Compared to Dolce & Gabbana’s last collection for Fall 2012 (fashion writer Tim Blanks called it “opulent gilded arrogance”), Spring 2013 is less glamorous and a lot more approachable. Two things impress me about the new collection: the generously-fitted, softly-tailored pieces reminiscent of my favourite Italian designer Giorgio Armani, and the casting of models who aren’t an army of clone hunks with standard issue 8-packs and identically angled jaws.

The refreshing variety of male models lends the clothes a greater empathy than they would have otherwise possessed. I never cared much for D&G before because I couldn’t identify with their regular models. I’m not 6 feet tall with a classically handsome face and the musculature of a Greco-Roman god (well, only on Tuesdays), and the clothes were usually cut to fit this masculine ideal. Altering their proportions to suit someone of my diminutive stature would only make me look like some runty kid wearing clothes that are too grown up for him. This ill-fitted ‘look’ may have a certain insouciant charm to it (like much of the D&G spring collection), but I would feel awkward in clothes that seem forced on me.

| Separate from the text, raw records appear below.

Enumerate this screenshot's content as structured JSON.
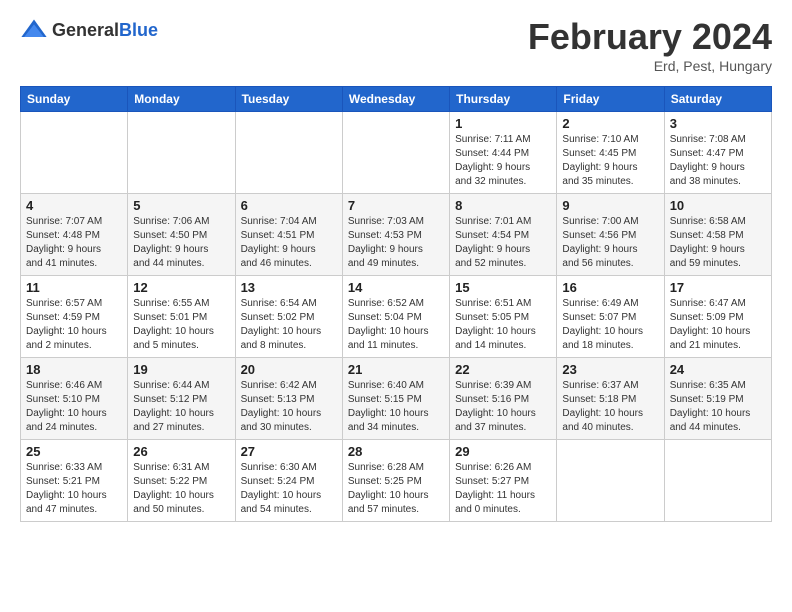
{
  "header": {
    "logo_general": "General",
    "logo_blue": "Blue",
    "title": "February 2024",
    "subtitle": "Erd, Pest, Hungary"
  },
  "days_of_week": [
    "Sunday",
    "Monday",
    "Tuesday",
    "Wednesday",
    "Thursday",
    "Friday",
    "Saturday"
  ],
  "weeks": [
    [
      {
        "day": "",
        "info": ""
      },
      {
        "day": "",
        "info": ""
      },
      {
        "day": "",
        "info": ""
      },
      {
        "day": "",
        "info": ""
      },
      {
        "day": "1",
        "info": "Sunrise: 7:11 AM\nSunset: 4:44 PM\nDaylight: 9 hours\nand 32 minutes."
      },
      {
        "day": "2",
        "info": "Sunrise: 7:10 AM\nSunset: 4:45 PM\nDaylight: 9 hours\nand 35 minutes."
      },
      {
        "day": "3",
        "info": "Sunrise: 7:08 AM\nSunset: 4:47 PM\nDaylight: 9 hours\nand 38 minutes."
      }
    ],
    [
      {
        "day": "4",
        "info": "Sunrise: 7:07 AM\nSunset: 4:48 PM\nDaylight: 9 hours\nand 41 minutes."
      },
      {
        "day": "5",
        "info": "Sunrise: 7:06 AM\nSunset: 4:50 PM\nDaylight: 9 hours\nand 44 minutes."
      },
      {
        "day": "6",
        "info": "Sunrise: 7:04 AM\nSunset: 4:51 PM\nDaylight: 9 hours\nand 46 minutes."
      },
      {
        "day": "7",
        "info": "Sunrise: 7:03 AM\nSunset: 4:53 PM\nDaylight: 9 hours\nand 49 minutes."
      },
      {
        "day": "8",
        "info": "Sunrise: 7:01 AM\nSunset: 4:54 PM\nDaylight: 9 hours\nand 52 minutes."
      },
      {
        "day": "9",
        "info": "Sunrise: 7:00 AM\nSunset: 4:56 PM\nDaylight: 9 hours\nand 56 minutes."
      },
      {
        "day": "10",
        "info": "Sunrise: 6:58 AM\nSunset: 4:58 PM\nDaylight: 9 hours\nand 59 minutes."
      }
    ],
    [
      {
        "day": "11",
        "info": "Sunrise: 6:57 AM\nSunset: 4:59 PM\nDaylight: 10 hours\nand 2 minutes."
      },
      {
        "day": "12",
        "info": "Sunrise: 6:55 AM\nSunset: 5:01 PM\nDaylight: 10 hours\nand 5 minutes."
      },
      {
        "day": "13",
        "info": "Sunrise: 6:54 AM\nSunset: 5:02 PM\nDaylight: 10 hours\nand 8 minutes."
      },
      {
        "day": "14",
        "info": "Sunrise: 6:52 AM\nSunset: 5:04 PM\nDaylight: 10 hours\nand 11 minutes."
      },
      {
        "day": "15",
        "info": "Sunrise: 6:51 AM\nSunset: 5:05 PM\nDaylight: 10 hours\nand 14 minutes."
      },
      {
        "day": "16",
        "info": "Sunrise: 6:49 AM\nSunset: 5:07 PM\nDaylight: 10 hours\nand 18 minutes."
      },
      {
        "day": "17",
        "info": "Sunrise: 6:47 AM\nSunset: 5:09 PM\nDaylight: 10 hours\nand 21 minutes."
      }
    ],
    [
      {
        "day": "18",
        "info": "Sunrise: 6:46 AM\nSunset: 5:10 PM\nDaylight: 10 hours\nand 24 minutes."
      },
      {
        "day": "19",
        "info": "Sunrise: 6:44 AM\nSunset: 5:12 PM\nDaylight: 10 hours\nand 27 minutes."
      },
      {
        "day": "20",
        "info": "Sunrise: 6:42 AM\nSunset: 5:13 PM\nDaylight: 10 hours\nand 30 minutes."
      },
      {
        "day": "21",
        "info": "Sunrise: 6:40 AM\nSunset: 5:15 PM\nDaylight: 10 hours\nand 34 minutes."
      },
      {
        "day": "22",
        "info": "Sunrise: 6:39 AM\nSunset: 5:16 PM\nDaylight: 10 hours\nand 37 minutes."
      },
      {
        "day": "23",
        "info": "Sunrise: 6:37 AM\nSunset: 5:18 PM\nDaylight: 10 hours\nand 40 minutes."
      },
      {
        "day": "24",
        "info": "Sunrise: 6:35 AM\nSunset: 5:19 PM\nDaylight: 10 hours\nand 44 minutes."
      }
    ],
    [
      {
        "day": "25",
        "info": "Sunrise: 6:33 AM\nSunset: 5:21 PM\nDaylight: 10 hours\nand 47 minutes."
      },
      {
        "day": "26",
        "info": "Sunrise: 6:31 AM\nSunset: 5:22 PM\nDaylight: 10 hours\nand 50 minutes."
      },
      {
        "day": "27",
        "info": "Sunrise: 6:30 AM\nSunset: 5:24 PM\nDaylight: 10 hours\nand 54 minutes."
      },
      {
        "day": "28",
        "info": "Sunrise: 6:28 AM\nSunset: 5:25 PM\nDaylight: 10 hours\nand 57 minutes."
      },
      {
        "day": "29",
        "info": "Sunrise: 6:26 AM\nSunset: 5:27 PM\nDaylight: 11 hours\nand 0 minutes."
      },
      {
        "day": "",
        "info": ""
      },
      {
        "day": "",
        "info": ""
      }
    ]
  ]
}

A selection from Dolce & Gabbana Spring 2013:

I’m also very much liking D&G’s recent ad campaigns. The semi-sepia and colour photographs of multi-generational Italians (including the delightful Monica Bellucci) in traditional clothes with a D&G update are heartwarming and tender. I do prefer the understated designs and muted colours of heritage Italian menswear over the loud, busy patterns found in traditional British and American styles. Give me plain pinstripes over tartan, houndstooth or glen plaid any day.